LAUSR

Differentiating the parkinsonian variant of multiple system atrophy (MSA‐P) from idiopathic Parkinson's disease (IPD) is challenging, especially in the early stages. This study aimed to investigate differences and similarities in the brain functional connectomes of IPD and MSA‐P patients and use machine learning methods to explore the diagnostic utility of these features. Resting‐state fMRI data were acquired from 88 healthy controls, 76 MSA‐P patients, and 53 IPD patients using a 3.0 T scanner. The whole‐brain functional connectome was constructed by thresholding the Pearson correlation matrices of 116 regions, and topological properties were evaluated through graph theory approaches.
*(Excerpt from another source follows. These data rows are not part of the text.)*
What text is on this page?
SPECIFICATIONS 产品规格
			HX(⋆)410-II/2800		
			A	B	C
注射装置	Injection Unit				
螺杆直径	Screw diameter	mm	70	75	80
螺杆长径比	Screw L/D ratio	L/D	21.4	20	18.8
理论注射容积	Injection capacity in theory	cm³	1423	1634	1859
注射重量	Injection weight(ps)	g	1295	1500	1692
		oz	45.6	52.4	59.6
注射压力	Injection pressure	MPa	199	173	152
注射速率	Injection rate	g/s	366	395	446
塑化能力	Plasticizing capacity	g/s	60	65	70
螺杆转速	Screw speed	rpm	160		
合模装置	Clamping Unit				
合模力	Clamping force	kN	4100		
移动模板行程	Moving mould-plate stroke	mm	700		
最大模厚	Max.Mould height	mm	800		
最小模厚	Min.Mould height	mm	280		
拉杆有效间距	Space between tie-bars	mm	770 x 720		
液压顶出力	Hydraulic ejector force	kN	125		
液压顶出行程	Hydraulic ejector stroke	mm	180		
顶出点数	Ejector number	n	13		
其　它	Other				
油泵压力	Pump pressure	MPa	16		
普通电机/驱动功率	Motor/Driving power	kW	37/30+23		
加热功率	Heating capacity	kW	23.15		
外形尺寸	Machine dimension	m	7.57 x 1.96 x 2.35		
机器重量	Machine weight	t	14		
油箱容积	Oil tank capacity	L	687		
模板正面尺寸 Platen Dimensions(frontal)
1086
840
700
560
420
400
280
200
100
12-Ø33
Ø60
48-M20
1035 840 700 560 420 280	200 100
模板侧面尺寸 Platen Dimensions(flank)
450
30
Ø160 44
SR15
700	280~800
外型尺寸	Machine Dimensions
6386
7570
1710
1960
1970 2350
Connectome measurements were used as features in machine learning models (random forest [RF]/logistic regression [LR]/support vector machine) to distinguish IPD and MSA‐P patients. Regarding graph metrics, early IPD and MSA‐P patients shared network topological properties. Both patient groups showed functional connectivity disruptions within the cerebellum‐basal ganglia‐cortical network, but these disconnections were mainly in the cortico‐thalamo‐cerebellar circuits in MSA‐P patients and the basal ganglia‐thalamo‐cortical circuits in IPD patients. Among the connectome parameters, t tests combined with the RF method identified 15 features, from which the LR classifier achieved the best diagnostic performance on the validation set (accuracy = 92.31%, sensitivity = 90.91%, specificity = 93.33%, area under the receiver operating characteristic curve = 0.89). MSA‐P and IPD patients show similar whole‐brain network topological alterations. MSA‐P primarily affects cerebellar nodes, and IPD primarily affects basal ganglia nodes; both conditions disrupt the cerebellum‐basal ganglia‐cortical network. Moreover, functional connectome parameters showed outstanding value in the differential diagnosis of early MSA‐P and IPD.